An unsigned article at ConservativeHQ.com called the speech “a slight concession to social conservatives by the GOP establishment.”

Santorum used it to emphasize issues of life and family, “issues that Romney’s establishment Republican advisors have studiously kept him away from so far.”

Santorum strayed into other issues dear to social and small government conservatives, as well.

Aside from dependency and immigration, Santorum said President Obama’s “solution” to plummeting test scores “has been to deny parents choice, attack private schools, and nationalize curriculum and student loans. Mitt Romney believes that parents and the local community must be put in charge — not the Department of Education.”

Santorum also sounded the alarm over President Obama’s readiness to rule by executive order. “America take heed, when a president can simply give a speech or write a memo and change the law to do what the law says he can’t, we weaken our republic,” he said.

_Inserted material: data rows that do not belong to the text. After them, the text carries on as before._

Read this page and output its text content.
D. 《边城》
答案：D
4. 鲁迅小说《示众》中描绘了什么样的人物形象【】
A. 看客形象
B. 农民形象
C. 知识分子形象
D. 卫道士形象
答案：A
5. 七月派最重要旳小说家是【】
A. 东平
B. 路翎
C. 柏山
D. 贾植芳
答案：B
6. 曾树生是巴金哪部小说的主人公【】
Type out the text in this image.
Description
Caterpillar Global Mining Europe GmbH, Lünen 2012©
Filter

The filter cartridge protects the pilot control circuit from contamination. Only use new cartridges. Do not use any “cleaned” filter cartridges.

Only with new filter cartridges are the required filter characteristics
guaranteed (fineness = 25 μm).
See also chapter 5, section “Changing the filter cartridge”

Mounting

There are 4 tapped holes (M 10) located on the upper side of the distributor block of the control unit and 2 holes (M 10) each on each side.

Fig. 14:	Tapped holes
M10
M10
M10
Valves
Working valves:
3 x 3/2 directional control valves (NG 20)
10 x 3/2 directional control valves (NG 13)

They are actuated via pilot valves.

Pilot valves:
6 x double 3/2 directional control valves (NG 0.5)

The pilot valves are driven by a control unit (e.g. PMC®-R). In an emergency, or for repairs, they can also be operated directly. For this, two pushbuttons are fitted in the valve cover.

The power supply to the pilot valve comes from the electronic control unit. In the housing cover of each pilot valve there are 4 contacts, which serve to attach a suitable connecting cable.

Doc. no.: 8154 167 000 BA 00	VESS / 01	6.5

Monday’s RNC program included conservative speeches from Santorum, Virginia Governor Bob McDonnell, and Texas U.S. Senate candidate Ted Cruz, a Tea Party favorite who upset an establishment favorite. Santorum and Cruz, ConservativeHQ.com stated, represent the wing of constituents that “make Washington’s establishment Republican political class nervous as the devil – they actually mean what they say about the conservative agenda.”